Ed Sheeran, Camila Cabello, Kylie Jenner, Cheryl Cole, Liam Payne, Little Mix Perrie Edwards, Big Sean, Chris Hemsworth… they all report suffering from anxiety. When I was a teenager, I knew my friends wouldn’t understand me saying I’m petrified each time they don’t wait outside my class for me. They wouldn’t get the countless scenarios I played of me lost in school unable to find them. Or the restlessness I suffered worrying about a class presentation. Who knew 2019 would establish an anxiety trend?
Celebrity stories don’t inspire me
Having experienced anxiety and a panic attack in hospital post-surgery, I appreciate the acceptance to talk about it. I love how I can write about it and know another blogger will read and think “me too”. True stories inspire me – Jennifer Anniston’s incredibly revealing interview after her divorce from Brad Pitt – you knew it took guts to admit how painful that was. Women could relate to the hurt and feeling of knowing a great relationship is over.
Camilla Cabello posted a sexy, immaculately styled photo of herself to Instagram, posting in her caption how nervous she was as a child; Kylie Jenner posted a sunset photo of her curves from behind saying how proud she is to have dealt with her anxiety struggles. She mentions her life isn’t perfect – while posting a perfectly filtered photo. It screams – look how amazing I am, I’m a successful, wealthy women who has hardships too, and I overcome them because I’m that great. It’s like a model with 6-pack abs who’s earnt a fortune from her body writing about the anxiety she feels that her abs will melt away.
Of course, mental health doesn’t fit a particular box and anyone in the world regardless of who they are or what they have can face the disorder. But if you’re going to open up about it, why not tell a story? Why not give deep insight in what you went through? Something beyond ‘I get nervous on stage’ or it’s tough having millions of people watch you. It’s like the definition of anxiety becomes blurred and those severely suffering don’t get true representation. Do we even know the symptoms because it feels any worry gets classified?

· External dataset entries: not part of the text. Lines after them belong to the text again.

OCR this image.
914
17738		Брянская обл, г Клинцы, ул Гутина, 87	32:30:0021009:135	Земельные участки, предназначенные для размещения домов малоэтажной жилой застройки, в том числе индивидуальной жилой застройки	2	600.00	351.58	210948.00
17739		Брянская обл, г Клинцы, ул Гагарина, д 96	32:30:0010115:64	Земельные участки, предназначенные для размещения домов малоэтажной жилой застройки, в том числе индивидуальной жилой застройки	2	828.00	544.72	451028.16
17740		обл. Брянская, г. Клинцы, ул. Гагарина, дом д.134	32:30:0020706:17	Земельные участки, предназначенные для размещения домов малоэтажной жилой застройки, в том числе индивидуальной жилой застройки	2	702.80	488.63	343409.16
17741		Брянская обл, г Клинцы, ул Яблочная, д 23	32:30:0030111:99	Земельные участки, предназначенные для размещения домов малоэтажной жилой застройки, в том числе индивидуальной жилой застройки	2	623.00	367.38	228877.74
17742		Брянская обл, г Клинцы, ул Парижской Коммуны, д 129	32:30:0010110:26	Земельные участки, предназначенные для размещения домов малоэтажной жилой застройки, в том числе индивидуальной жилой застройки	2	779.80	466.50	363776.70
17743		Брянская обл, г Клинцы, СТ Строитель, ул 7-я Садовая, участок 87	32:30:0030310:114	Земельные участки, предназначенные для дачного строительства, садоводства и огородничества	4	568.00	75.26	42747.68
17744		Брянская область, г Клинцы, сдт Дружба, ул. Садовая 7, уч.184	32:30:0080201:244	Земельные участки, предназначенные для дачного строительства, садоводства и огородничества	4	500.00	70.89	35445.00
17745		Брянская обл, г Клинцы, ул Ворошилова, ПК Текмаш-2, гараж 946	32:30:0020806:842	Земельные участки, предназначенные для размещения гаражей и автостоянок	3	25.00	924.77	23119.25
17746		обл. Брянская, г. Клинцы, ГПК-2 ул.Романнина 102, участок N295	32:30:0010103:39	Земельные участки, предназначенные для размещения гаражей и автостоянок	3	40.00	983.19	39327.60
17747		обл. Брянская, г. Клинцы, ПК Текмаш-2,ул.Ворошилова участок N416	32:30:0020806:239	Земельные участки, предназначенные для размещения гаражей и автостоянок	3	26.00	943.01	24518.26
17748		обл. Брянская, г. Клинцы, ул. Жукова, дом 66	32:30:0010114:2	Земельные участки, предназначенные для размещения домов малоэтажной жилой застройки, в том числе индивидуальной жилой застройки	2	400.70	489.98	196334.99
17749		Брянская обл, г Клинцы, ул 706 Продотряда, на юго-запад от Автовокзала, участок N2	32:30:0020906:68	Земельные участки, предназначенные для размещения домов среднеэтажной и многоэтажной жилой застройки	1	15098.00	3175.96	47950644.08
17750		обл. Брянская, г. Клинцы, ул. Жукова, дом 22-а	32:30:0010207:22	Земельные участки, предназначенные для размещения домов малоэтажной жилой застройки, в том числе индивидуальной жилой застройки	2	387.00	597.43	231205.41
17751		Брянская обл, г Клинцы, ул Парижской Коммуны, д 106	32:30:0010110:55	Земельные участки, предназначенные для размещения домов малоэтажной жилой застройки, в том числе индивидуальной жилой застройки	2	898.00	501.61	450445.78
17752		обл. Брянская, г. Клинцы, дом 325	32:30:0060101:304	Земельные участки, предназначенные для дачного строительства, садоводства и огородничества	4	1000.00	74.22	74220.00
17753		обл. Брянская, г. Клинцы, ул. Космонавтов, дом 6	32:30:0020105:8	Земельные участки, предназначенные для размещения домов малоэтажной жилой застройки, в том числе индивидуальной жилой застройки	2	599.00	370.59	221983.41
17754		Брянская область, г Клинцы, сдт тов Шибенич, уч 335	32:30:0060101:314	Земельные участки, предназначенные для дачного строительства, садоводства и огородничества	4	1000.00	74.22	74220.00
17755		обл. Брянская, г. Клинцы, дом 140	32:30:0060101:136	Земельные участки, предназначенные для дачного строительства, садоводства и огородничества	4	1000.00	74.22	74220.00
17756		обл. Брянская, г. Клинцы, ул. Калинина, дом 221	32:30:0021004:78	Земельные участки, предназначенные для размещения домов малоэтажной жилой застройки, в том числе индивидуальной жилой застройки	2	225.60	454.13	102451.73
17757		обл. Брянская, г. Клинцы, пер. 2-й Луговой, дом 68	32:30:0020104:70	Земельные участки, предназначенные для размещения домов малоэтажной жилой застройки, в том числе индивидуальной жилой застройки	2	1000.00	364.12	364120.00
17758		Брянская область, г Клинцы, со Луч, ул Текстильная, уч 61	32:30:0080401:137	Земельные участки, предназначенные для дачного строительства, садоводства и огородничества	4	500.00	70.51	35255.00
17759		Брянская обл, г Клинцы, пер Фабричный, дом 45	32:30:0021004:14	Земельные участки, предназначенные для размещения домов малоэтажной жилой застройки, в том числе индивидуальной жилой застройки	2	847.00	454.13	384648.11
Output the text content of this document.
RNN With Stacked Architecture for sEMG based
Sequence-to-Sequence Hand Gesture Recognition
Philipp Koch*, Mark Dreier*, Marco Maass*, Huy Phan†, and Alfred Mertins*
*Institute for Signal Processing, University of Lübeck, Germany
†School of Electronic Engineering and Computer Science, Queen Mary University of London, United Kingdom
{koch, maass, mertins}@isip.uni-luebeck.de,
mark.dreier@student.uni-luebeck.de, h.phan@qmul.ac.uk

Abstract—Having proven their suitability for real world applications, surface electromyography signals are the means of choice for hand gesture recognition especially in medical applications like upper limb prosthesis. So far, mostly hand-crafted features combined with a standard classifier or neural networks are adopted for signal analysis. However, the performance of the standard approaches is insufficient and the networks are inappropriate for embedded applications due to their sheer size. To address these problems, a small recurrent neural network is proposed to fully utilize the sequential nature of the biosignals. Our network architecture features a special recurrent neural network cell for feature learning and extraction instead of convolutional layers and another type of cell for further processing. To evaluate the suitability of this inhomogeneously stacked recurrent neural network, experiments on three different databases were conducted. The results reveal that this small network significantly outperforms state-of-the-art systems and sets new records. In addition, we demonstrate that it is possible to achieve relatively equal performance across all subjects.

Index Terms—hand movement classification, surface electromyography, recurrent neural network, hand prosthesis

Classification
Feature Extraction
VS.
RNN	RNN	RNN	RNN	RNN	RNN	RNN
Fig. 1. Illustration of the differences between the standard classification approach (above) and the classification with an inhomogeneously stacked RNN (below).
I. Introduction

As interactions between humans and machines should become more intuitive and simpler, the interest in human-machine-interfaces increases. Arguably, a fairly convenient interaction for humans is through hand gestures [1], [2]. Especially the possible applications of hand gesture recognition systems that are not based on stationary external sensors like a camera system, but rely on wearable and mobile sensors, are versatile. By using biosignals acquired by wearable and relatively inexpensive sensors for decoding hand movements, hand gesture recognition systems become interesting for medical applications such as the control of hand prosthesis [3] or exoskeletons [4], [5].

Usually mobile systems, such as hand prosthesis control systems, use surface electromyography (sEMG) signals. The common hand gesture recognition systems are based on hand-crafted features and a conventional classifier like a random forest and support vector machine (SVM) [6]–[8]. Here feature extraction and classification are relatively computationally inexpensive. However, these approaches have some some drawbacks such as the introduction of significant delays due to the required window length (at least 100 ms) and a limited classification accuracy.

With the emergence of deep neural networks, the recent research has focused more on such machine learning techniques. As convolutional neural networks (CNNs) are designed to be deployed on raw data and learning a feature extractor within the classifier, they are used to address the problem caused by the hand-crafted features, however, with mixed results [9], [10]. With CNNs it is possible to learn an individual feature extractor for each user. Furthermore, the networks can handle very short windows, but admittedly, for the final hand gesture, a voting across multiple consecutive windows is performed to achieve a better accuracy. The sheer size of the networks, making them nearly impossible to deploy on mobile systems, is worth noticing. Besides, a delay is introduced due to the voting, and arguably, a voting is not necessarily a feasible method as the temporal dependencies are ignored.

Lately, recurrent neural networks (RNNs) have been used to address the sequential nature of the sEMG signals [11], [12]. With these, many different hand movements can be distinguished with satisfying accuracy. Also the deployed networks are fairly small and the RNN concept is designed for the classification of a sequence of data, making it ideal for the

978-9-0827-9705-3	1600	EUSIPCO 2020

The anxiety trend – fetish and romance
An article on Healthyplace.com, talks about social media creating a confused, mental illness stigma. Typical “fallen hero images” – think quotes about how depressed people are really the strongest – ignore how the illness works. Why is anxiety and depression now okay but borderline personality disorder and multiple personality disorder are kept in the dark. I know a smaller percentage of people suffer yet all mental health issues deserve a voice.
The more memes and casual conversation, the more uneducated society feels. How many people say they have OCD due to over washing their hands and over-organising? Celebrities and influencers are not empowering or improving mental health. There’s still an idea that minor cases are okay – anything more and a person’s ‘crazy’ or dangerous. Why do the media love branding terrorists as evil and teen shooters as mentally troubled? We’re not addressing the other side; there’s locked doors not opening.
Part of Marilyn Monroe’s appeal is the sadness and troubled soul she had. I latched on to her story; I devoured documentaries and listed all the ways we related. Because sometimes I wonder if I’ve felt happiness before. I use poetry to find solace too – I feel no one ‘gets’ who I am and that’s a lonely feeling. I don’t think Monroe helped me though, she put a blanket over my tears and made my discomfort meaningful – we’re two souls destined to look one way to the world while hiding our truth. It’s beautiful because rather than just a pretty face or a nice person, there’s something else. There’s darkness and unique difference. Does that help mental health or popularise the condition?
Anxiety trend moving forward
We need to talk about anxiety without fear. I’m not against people opening up and sharing their stories – I wish the world gave each individual a platform to express their thoughts. Nevertheless, I equally wish we stop putting an aesthetically pleasing bow on anxiety. As Mashable discusses, companies such as @thesadsocietyofficial put glamour and ease on a harsh reality by creating cute necklaces and clothes supposedly empowering. There’s no reality for people needing relatable content.
Social media is a hub for self-diagnosing. What happens when you read an ‘inspirational’ message for two minutes, and then go back offline where telling yourself you’re brave doesn’t fix things? It’s cool to admit you’re not going out on a weekend, you’re sad and artsy – you don’t have many friends and that means you have less people to trust. I find it so easy to talk about my sad past and share my problems. Yet it’s difficult to pen a post or a poem dedicated to my happiness and my great qualities.
At the same time, it’s difficult to post an ‘ugly’, sad photo – I’d hate to capture myself crying. And it’s easy to post myself filtered and made up. To relate to others and look inspirational, do you have to have blues? Or can you share how incredible your life is guilt free and unaware of boasting? Do you believe in the anxiety trend?